Guohua Yan

Professor

PhD

Mathematics and Statistics

Tilley Hall 424

Fredericton

gyan@unb.ca

1 506 458 7360

http://www.math.unb.ca/~gyan/

Research interests

Methods for cluster analysis

Cluster analysis seeks to discover groups of objects or clusters so that, within a cluster, objects are similar to each other, and between clusters, objects are dissimilar to each other. The objects are usually represented as a vector of measurements or a point in a multidimensional space. Linear clustering, or hyperplane clustering, is an extension of traditional clustering that seeks to find linear structures in a dataset.

For example, in allometry studies some types of animal species form one linear relationship between their body weight and brain weight while some other types have some other linear relationship; in single nucleotide polymorphism genotyping, fluorescent signals of patients with the same genotype may scatter around a straight line. One of my research focuses is to develop efficient and robust methods/algorithms for cluster analysis in general and linear clustering in particular.

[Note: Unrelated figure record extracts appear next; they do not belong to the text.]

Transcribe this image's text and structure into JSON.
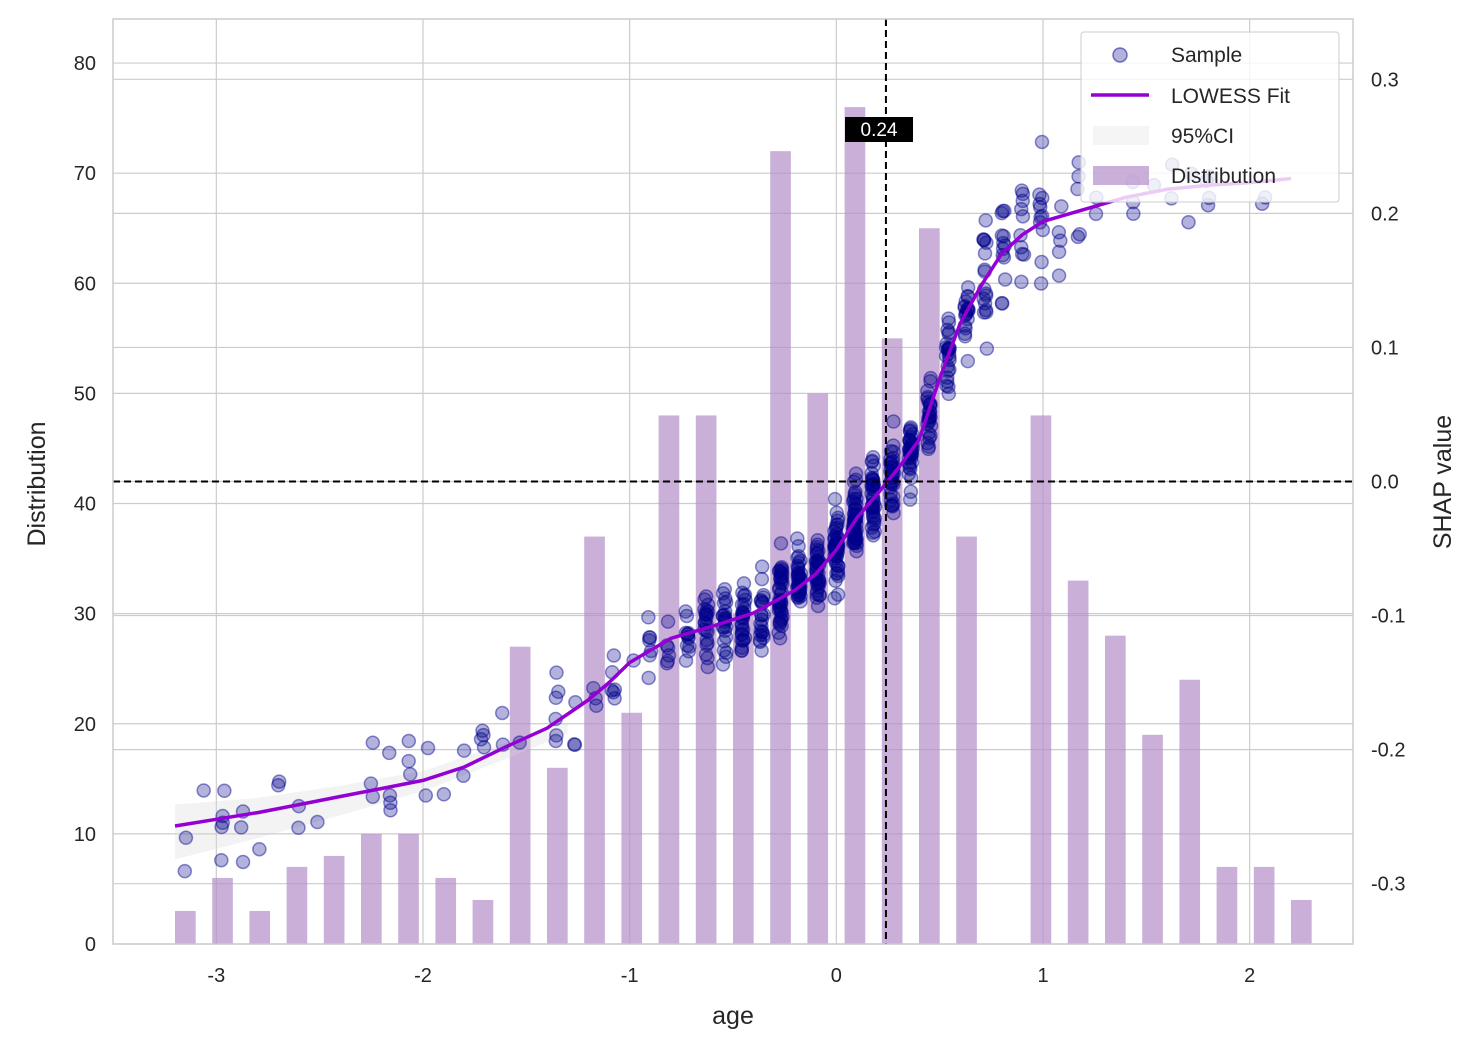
{
  "chart_data": {
    "type": "scatter",
    "title": "",
    "xlabel": "age",
    "ylabel_left": "Distribution",
    "ylabel_right": "SHAP value",
    "xlim": [
      -3.5,
      2.5
    ],
    "ylim_left": [
      0,
      84
    ],
    "ylim_right": [
      -0.345,
      0.345
    ],
    "x_ticks": [
      -3,
      -2,
      -1,
      0,
      1,
      2
    ],
    "x_tick_labels": [
      "-3",
      "-2",
      "-1",
      "0",
      "1",
      "2"
    ],
    "y_left_ticks": [
      0,
      10,
      20,
      30,
      40,
      50,
      60,
      70,
      80
    ],
    "y_left_tick_labels": [
      "0",
      "10",
      "20",
      "30",
      "40",
      "50",
      "60",
      "70",
      "80"
    ],
    "y_right_ticks": [
      -0.3,
      -0.2,
      -0.1,
      0.0,
      0.1,
      0.2,
      0.3
    ],
    "y_right_tick_labels": [
      "-0.3",
      "-0.2",
      "-0.1",
      "0.0",
      "0.1",
      "0.2",
      "0.3"
    ],
    "grid": true,
    "legend_position": "top-right",
    "legend": [
      "Sample",
      "LOWESS Fit",
      "95%CI",
      "Distribution"
    ],
    "vline_x": 0.24,
    "vline_label": "0.24",
    "hline_shap": 0.0,
    "colors": {
      "sample": "#00008b",
      "lowess": "#9400d3",
      "distribution": "#b38ec8",
      "ci": "#d8d8d8",
      "grid": "#cccccc",
      "ref_lines": "#000000"
    },
    "distribution": {
      "bin_centers": [
        -3.15,
        -2.97,
        -2.79,
        -2.61,
        -2.43,
        -2.25,
        -2.07,
        -1.89,
        -1.71,
        -1.53,
        -1.35,
        -1.17,
        -0.99,
        -0.81,
        -0.63,
        -0.45,
        -0.27,
        -0.09,
        0.09,
        0.27,
        0.45,
        0.63,
        0.81,
        0.99,
        1.17,
        1.35,
        1.53,
        1.71,
        1.89,
        2.07
      ],
      "counts": [
        3,
        6,
        3,
        7,
        8,
        10,
        10,
        6,
        4,
        27,
        16,
        37,
        21,
        48,
        48,
        30,
        72,
        50,
        76,
        55,
        65,
        37,
        0,
        48,
        33,
        28,
        19,
        24,
        7,
        7
      ],
      "extra_bins": {
        "centers": [
          2.25
        ],
        "counts": [
          4
        ]
      }
    },
    "lowess_fit": {
      "x": [
        -3.2,
        -3.0,
        -2.8,
        -2.6,
        -2.4,
        -2.2,
        -2.0,
        -1.8,
        -1.6,
        -1.4,
        -1.2,
        -1.1,
        -1.0,
        -0.8,
        -0.6,
        -0.4,
        -0.2,
        -0.1,
        0.0,
        0.1,
        0.2,
        0.3,
        0.4,
        0.5,
        0.6,
        0.7,
        0.8,
        0.9,
        1.0,
        1.2,
        1.4,
        1.6,
        1.8,
        2.0,
        2.2
      ],
      "shap": [
        -0.257,
        -0.252,
        -0.247,
        -0.241,
        -0.235,
        -0.229,
        -0.223,
        -0.213,
        -0.198,
        -0.184,
        -0.163,
        -0.15,
        -0.135,
        -0.117,
        -0.108,
        -0.098,
        -0.081,
        -0.069,
        -0.051,
        -0.027,
        -0.009,
        0.01,
        0.031,
        0.077,
        0.118,
        0.146,
        0.17,
        0.184,
        0.194,
        0.203,
        0.212,
        0.218,
        0.221,
        0.223,
        0.226
      ]
    },
    "ci_band": {
      "x": [
        -3.2,
        -2.8,
        -2.4,
        -2.0,
        -1.6,
        -1.3
      ],
      "lower": [
        -0.282,
        -0.266,
        -0.249,
        -0.231,
        -0.207,
        -0.188
      ],
      "upper": [
        -0.241,
        -0.236,
        -0.227,
        -0.216,
        -0.195,
        -0.18
      ]
    },
    "samples": {
      "count_estimate": 650,
      "note": "points scattered around the LOWESS curve, spread about ±0.03 SHAP, x from -3.2 to 2.2"
    }
  }
}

Inferences for clustered count data

Clustered count data with excessive zeros are common in medical, health, ecological and biological studies. One approach to modeling these data introduces cluster-level random effects. For example, in the analysis of clustered data in medical studies, random effects are often used to model the heterogeneity between subjects. These random effects characterize the varying susceptibilities of subjects to certain diseases.

However, for many diseases, there is often a considerable portion of subjects who are insusceptible to the diseases; therefore there are excessive zeros in the observed counts. In large-scale studies, for example in epidemiology studies, missing data and measurement errors in covariates pose further challenges to model building; clustered count data may also be longitudinal or spatial. Collaborated with colleagues, we are working on modelling strategies for complex clustered count data.